We strongly recommend using module versioning, either via a Terraform registry
or via version control arguments in your module source addresses, to pin
existing references to the old version of the module and then publish the
upgraded version under a new version number. If you are using semantic
versioning, such as in a Terraform registry, the updates made by the upgrade
tool should be considered a breaking change and published as a new major
version.
The migration tool will automatically add a `>= 0.12.0` Terraform version
constraint to indicate that the module has been upgraded to use v0.12-only
features. By using version constraints, users can gradually update their callers
to use the newly-upgraded version as they begin to use Terraform v0.12 with
those modules.
For simpler modules it may be possible to carefully adapt them to be both
0.11 and 0.12 compatible at the same time, by following the upgrade notes in
earlier sections and avoiding any 0.12-only features. However, for any module
using a undocumented workarounds for 0.11 limitations it is unlikely to be
possible to both update it for Terraform v0.12 and retain v0.11 compatibility
at the same time, because those undocumented workarounds have been replaced
with new features in Terraform v0.12.
## Map variables no longer merge when overridden
In prior versions of Terraform, a variable of type `"map"` had a special
behavior where any value provided via mechanisms such as the `-var` command
line option would be keywise-merged with any default value associated with
the variable.

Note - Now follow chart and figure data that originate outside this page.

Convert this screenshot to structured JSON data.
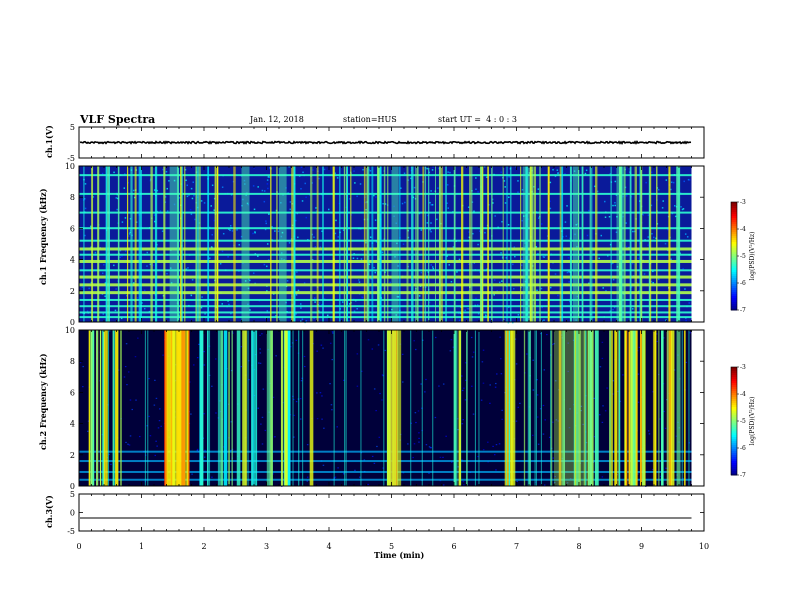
{
  "header": {
    "title": "VLF Spectra",
    "date": "Jan. 12, 2018",
    "station": "station=HUS",
    "start": "start UT =  4 : 0 : 3"
  },
  "chart_data": [
    {
      "type": "line",
      "panel": "ch1-waveform",
      "ylabel": "ch.1(V)",
      "xlim": [
        0,
        10
      ],
      "ylim": [
        -5,
        5
      ],
      "yticks": [
        "5",
        "-5"
      ],
      "series": [
        {
          "level": 0,
          "noise_amplitude": 0.3
        }
      ]
    },
    {
      "type": "heatmap",
      "panel": "ch1-spectrogram",
      "ylabel": "ch.1 Frequency (kHz)",
      "xlim": [
        0,
        10
      ],
      "ylim": [
        0,
        10
      ],
      "yticks": [
        "0",
        "2",
        "4",
        "6",
        "8",
        "10"
      ],
      "data_xrange": [
        0,
        9.8
      ],
      "colorbar": {
        "label": "log(PSD)(V²/Hz)",
        "range": [
          -7,
          -3
        ],
        "ticks": [
          "-3",
          "-4",
          "-5",
          "-6",
          "-7"
        ]
      }
    },
    {
      "type": "heatmap",
      "panel": "ch2-spectrogram",
      "ylabel": "ch.2 Frequency (kHz)",
      "xlim": [
        0,
        10
      ],
      "ylim": [
        0,
        10
      ],
      "yticks": [
        "0",
        "2",
        "4",
        "6",
        "8",
        "10"
      ],
      "data_xrange": [
        0,
        9.8
      ],
      "colorbar": {
        "label": "log(PSD)(V²/Hz)",
        "range": [
          -7,
          -3
        ],
        "ticks": [
          "-3",
          "-4",
          "-5",
          "-6",
          "-7"
        ]
      }
    },
    {
      "type": "line",
      "panel": "ch3-waveform",
      "ylabel": "ch.3(V)",
      "xlim": [
        0,
        10
      ],
      "ylim": [
        -5,
        5
      ],
      "yticks": [
        "5",
        "0",
        "-5"
      ],
      "series": [
        {
          "level": -1.5
        }
      ]
    }
  ],
  "xaxis": {
    "label": "Time (min)",
    "ticks": [
      "0",
      "1",
      "2",
      "3",
      "4",
      "5",
      "6",
      "7",
      "8",
      "9",
      "10"
    ]
  }
}
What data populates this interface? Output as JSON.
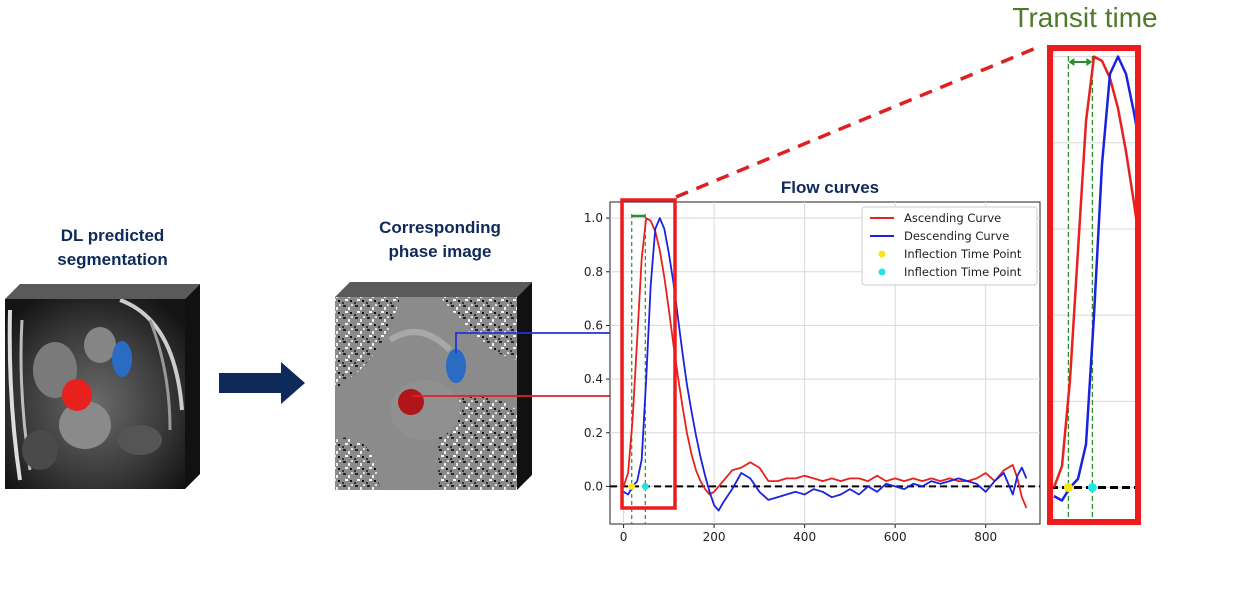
{
  "left_panel": {
    "title_line1": "DL predicted",
    "title_line2": "segmentation"
  },
  "middle_panel": {
    "title_line1": "Corresponding",
    "title_line2": "phase image"
  },
  "zoom": {
    "title": "Transit time"
  },
  "colors": {
    "ascending": "#e8201e",
    "descending": "#1a22e0",
    "highlight": "#ee1c1c",
    "transit": "#2e8b2e",
    "title_navy": "#0e2a5a",
    "transit_text": "#4f7a2a"
  },
  "chart_data": {
    "type": "line",
    "title": "Flow curves",
    "xlim": [
      -30,
      920
    ],
    "ylim": [
      -0.14,
      1.06
    ],
    "xticks": [
      0,
      200,
      400,
      600,
      800
    ],
    "yticks": [
      0.0,
      0.2,
      0.4,
      0.6,
      0.8,
      1.0
    ],
    "xtick_labels": [
      "0",
      "200",
      "400",
      "600",
      "800"
    ],
    "ytick_labels": [
      "0.0",
      "0.2",
      "0.4",
      "0.6",
      "0.8",
      "1.0"
    ],
    "grid": true,
    "legend_position": "top-right",
    "series": [
      {
        "name": "Ascending Curve",
        "color": "#e8201e",
        "x": [
          0,
          10,
          20,
          30,
          40,
          50,
          60,
          70,
          80,
          90,
          100,
          110,
          120,
          130,
          140,
          150,
          160,
          170,
          180,
          190,
          200,
          220,
          240,
          260,
          280,
          300,
          320,
          340,
          360,
          380,
          400,
          420,
          440,
          460,
          480,
          500,
          520,
          540,
          560,
          580,
          600,
          620,
          640,
          660,
          680,
          700,
          720,
          740,
          760,
          780,
          800,
          820,
          840,
          860,
          870,
          880,
          890
        ],
        "y": [
          0.0,
          0.05,
          0.25,
          0.55,
          0.85,
          1.0,
          0.99,
          0.95,
          0.88,
          0.78,
          0.66,
          0.53,
          0.41,
          0.3,
          0.2,
          0.12,
          0.06,
          0.02,
          -0.01,
          -0.03,
          -0.02,
          0.02,
          0.06,
          0.07,
          0.09,
          0.07,
          0.02,
          0.02,
          0.03,
          0.03,
          0.04,
          0.03,
          0.02,
          0.03,
          0.02,
          0.03,
          0.03,
          0.02,
          0.04,
          0.02,
          0.03,
          0.02,
          0.03,
          0.02,
          0.03,
          0.02,
          0.03,
          0.02,
          0.02,
          0.03,
          0.05,
          0.02,
          0.06,
          0.08,
          0.03,
          -0.04,
          -0.08
        ]
      },
      {
        "name": "Descending Curve",
        "color": "#1a22e0",
        "x": [
          0,
          10,
          20,
          30,
          40,
          50,
          60,
          70,
          80,
          90,
          100,
          110,
          120,
          130,
          140,
          150,
          160,
          170,
          180,
          190,
          200,
          210,
          220,
          240,
          260,
          280,
          300,
          320,
          340,
          360,
          380,
          400,
          420,
          440,
          460,
          480,
          500,
          520,
          540,
          560,
          580,
          600,
          620,
          640,
          660,
          680,
          700,
          720,
          740,
          760,
          780,
          800,
          820,
          840,
          860,
          870,
          880,
          890
        ],
        "y": [
          -0.02,
          -0.03,
          0.0,
          0.02,
          0.1,
          0.4,
          0.75,
          0.96,
          1.0,
          0.96,
          0.87,
          0.76,
          0.63,
          0.5,
          0.38,
          0.28,
          0.19,
          0.11,
          0.04,
          -0.02,
          -0.07,
          -0.09,
          -0.06,
          -0.01,
          0.05,
          0.03,
          -0.02,
          -0.05,
          -0.04,
          -0.03,
          -0.02,
          -0.03,
          -0.01,
          -0.02,
          -0.04,
          -0.03,
          -0.01,
          -0.03,
          0.0,
          -0.02,
          0.01,
          0.0,
          -0.01,
          0.01,
          0.0,
          0.02,
          0.01,
          0.02,
          0.03,
          0.02,
          0.01,
          -0.02,
          0.02,
          0.05,
          -0.03,
          0.04,
          0.07,
          0.03
        ]
      },
      {
        "name": "Inflection Time Point",
        "color": "#f5e615",
        "x": [
          18
        ],
        "y": [
          0.0
        ]
      },
      {
        "name": "Inflection Time Point",
        "color": "#22e5e5",
        "x": [
          48
        ],
        "y": [
          0.0
        ]
      }
    ],
    "transit_lines_x": [
      18,
      48
    ]
  }
}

This was useful in early versions of Terraform that lacked
mechanisms for doing such merging explicitly, but since Terraform v0.10
introduced the concept of local values we consider it preferable to perform
such merges manually so that they are explicit in configuration:
```
variable "example_map" {
type = map(string)
default = {}
}
locals {
default_map_keys = {
"a" = "b"
}
merged_map_keys = merge(local.default_map_keys, var.example_map)
}
```
In order to improve the consistency of variable handling across types, the
map variable merging behavior is removed in Terraform v0.12. Because this
mechanism was driven by command line options rather than configuration, the
automatic upgrade tool cannot automatically handle it. If you are relying on
the merging feature, you must reorganize your configuration to use explicit
merging like in the above example, or else your default map value will be
entirely overridden by any explicitly-set value.
## Upgrading Sentinel policies
Terraform Enterprise users of Sentinel will need to complete the below steps to
upgrade Sentinel to work with Terraform 0.12.
1. Update Terraform configurations to 0.12
1. Update Sentinel policies
Because Sentinel is applied across all workspaces in Terraform Enterprise, all
workspaces must be upgraded to Terraform 0.12 otherwise Sentinel policies will
fail on versions below 0.12.
More details on this upgrade process will be added prior to the final release.